There is an integer array nums sorted in ascending order (with distinct values).

Prior to being passed to your function, nums is possibly rotated at an unknown pivot index k (1 <= k < nums.length) such that the resulting array is [nums[k], nums[k+1], ..., nums[n-1], nums[0], nums[1], ..., nums[k-1]] (0-indexed). For example, [0,1,2,4,5,6,7] might be rotated at pivot index 3 and become [4,5,6,7,0,1,2].

Given the array nums after the possible rotation and an integer target, return the index of target if it is in nums, or -1 if it is not in nums.

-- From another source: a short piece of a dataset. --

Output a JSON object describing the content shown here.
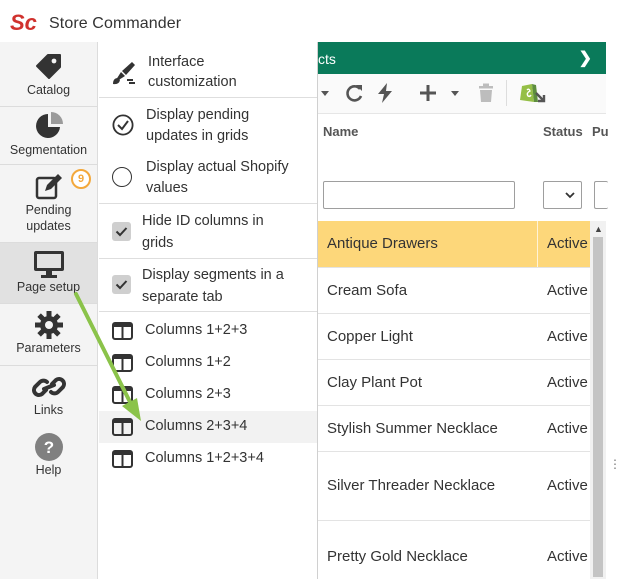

You must write an algorithm with O(log n) runtime complexity.

Leetcode Link

Example 1:

Input: nums = [4,5,6,7,0,1,2], target = 0
Output: 4

Example 2:

Input: nums = [4,5,6,7,0,1,2], target = 3
Output: -1

Example 3:

Input: nums = [1], target = 0
Output: -1

Constraints:

• 1 <= nums.length <= 5000
• -10⁴ <= nums[i] <= 10⁴
• All values of nums are unique.
• nums is an ascending array that is possibly rotated.
• -10⁴ <= target <= 10⁴

Code

Python

class Solution:
    def search(self, nums: List[int], target: int) -> int:
        if not nums:
            return -1

        left, right = 0, len(nums) - 1

        while left <= right:
            mid = (left + right) // 2

            if nums[mid] == target:
                return mid

            # Left position
            if nums[left] <= nums[mid]:
                # if target is between start & mid, make right to (mid -1)
                if nums[left] <= target <= nums[mid]:
                    right = mid - 1
                else:
                    left = mid + 1

            # Right position
            else:
                # if target is between mid & end, make start to (mid + 1)
                if nums[mid] <= target <= nums[right]:
                    left = mid + 1
                else:
                    right = mid - 1

        return -1